President Joe Biden gave former University of Miami booster Nevin Shapiro an early holiday gift.
On Thursday, Biden commuted Shapiro’s 20-year prison sentence as one of nearly 1,500 handed down, a single-day record for a U.S. president.
Biden did not release a statement specific to Shapiro’s case, but the White House made a statement about the record amount of commutations.
“As the President has said, the United States is a nation of second chances,” the statement read. “The President recognizes how the clemency power can advance equal justice under law and remedy harms caused by practices of the past.”
Shapiro, who illegally paid University of Miami football and basketball players for nearly a decade in the 2000s, was convicted of securities fraud and money laundering in 2011, charges stemming from a $930 million Ponzi scheme he ran from his company Capitol Investments USA in Miami. Shapiro claimed to buy wholesale groceries and sell them to more expensive markets, though it turned out he never sold them. Shapiro used Capitol to solicit the money over a four-year span from investors who thought they were getting a stake in his grocery distribution business.
He received a 20-year sentence in June 2011 and served time in prison until 2020, when he was transferred to house arrest due to COVID-19. Shapiro was ordered to pay more than $82 million in restitution to his victims.
Shapiro has about six and a half years left on his sentence, and it’s unknown by how much Biden’s commutation reduced it. (Commuting a sentence reduces it, while a pardon is a total forgiveness for a crime and removes all legal penalties. A pardon can restore certain rights based on the nature of the crime.)
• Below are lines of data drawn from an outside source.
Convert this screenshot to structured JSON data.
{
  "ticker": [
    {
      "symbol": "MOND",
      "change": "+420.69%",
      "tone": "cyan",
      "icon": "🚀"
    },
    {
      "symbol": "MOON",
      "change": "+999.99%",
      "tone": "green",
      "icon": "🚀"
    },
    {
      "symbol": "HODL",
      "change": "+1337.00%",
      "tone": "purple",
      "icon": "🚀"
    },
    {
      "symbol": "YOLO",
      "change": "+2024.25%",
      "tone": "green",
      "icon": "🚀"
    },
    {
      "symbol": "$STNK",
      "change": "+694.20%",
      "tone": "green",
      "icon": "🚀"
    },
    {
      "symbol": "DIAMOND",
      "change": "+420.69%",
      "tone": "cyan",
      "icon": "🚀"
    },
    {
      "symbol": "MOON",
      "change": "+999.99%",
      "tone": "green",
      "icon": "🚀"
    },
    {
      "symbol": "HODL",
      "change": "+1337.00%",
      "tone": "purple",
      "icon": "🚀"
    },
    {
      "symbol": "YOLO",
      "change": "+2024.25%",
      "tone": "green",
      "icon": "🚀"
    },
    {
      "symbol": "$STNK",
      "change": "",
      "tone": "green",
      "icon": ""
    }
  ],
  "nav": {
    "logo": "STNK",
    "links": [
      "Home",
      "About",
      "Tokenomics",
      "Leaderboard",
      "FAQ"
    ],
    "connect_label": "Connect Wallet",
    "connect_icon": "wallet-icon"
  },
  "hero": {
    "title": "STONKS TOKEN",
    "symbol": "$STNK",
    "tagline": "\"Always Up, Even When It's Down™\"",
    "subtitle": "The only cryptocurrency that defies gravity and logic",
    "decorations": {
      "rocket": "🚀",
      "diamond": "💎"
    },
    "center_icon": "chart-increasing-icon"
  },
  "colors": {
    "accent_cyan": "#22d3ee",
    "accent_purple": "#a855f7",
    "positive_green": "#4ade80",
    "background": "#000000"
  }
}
While under house arrest, Shapiro has emerged as an online personality, appearing on Miami-related podcasts and posting videos to his Instagram account. Shapiro calls himself “Original N.I.L” and “Former University of Miami Rainmaker” in his Instagram bio. The “former” is a nod to paying college players, which has since become legalized; NCAA bylaws began permitting athletes to make money off their name, image, and likeness in 2021. The “rainmaker” moniker refers to his reputation for taking Miami athletes to nightclubs.
In the early 2000s, few people were as powerful in Miami athletics than Shapiro. He was allergic to following NCAA rules. He regularly cut checks to the Hurricanes while entertaining their star players—illegal activities at the time. Occasionally a Miami athlete, including former Hurricanes and NFL star Vince Wilfork, signed with Shapiro’s agency, Axcess Sports, when they turned pro.
Two months after being sent to prison, Shapiro disclosed his behavior in an interview with Yahoo Sports, which exposed the athletes he paid, the university, and himself. In light of Shapiro’s revelations, the school imposed significant penalties on itself in an attempt to mitigate major punishment from an NCAA investigation. It imposed a postseason bowl ban on itself for a year and suspended eight members of its football team.
The NCAA launched its own investigation, which took two and a half years to complete after it was revealed NCAA investigators broke their own rules by paying Shapiro’s lawyer to call university personnel for a deposition related to a separate case regarding Shapiro’s bankruptcy and using it to ask questions about his scandal with the athletic department. Shapiro’s lawyer used her subpoena power in the bankruptcy case, which the NCAA lacked on its own, to question two witnesses who were also tied to the NCAA’s case.
Ultimately, the NCAA punished Miami by docking three football scholarships for three seasons, putting the program on probation for three years, imposed recruiting restrictions, and suspended former coach Frank Haith for five games. Haith served the suspension as coach of Missouri.
While Shapiro went to jail for his Ponzi scheme, he never faced charges for his role in the Miami scandal. But the situation and the NCAA’s handling of it showcased the lengths schools went to win, how institutions looked the other way on rule-breaking, and how the NCAA wasn’t competent enough to enforce its own rules.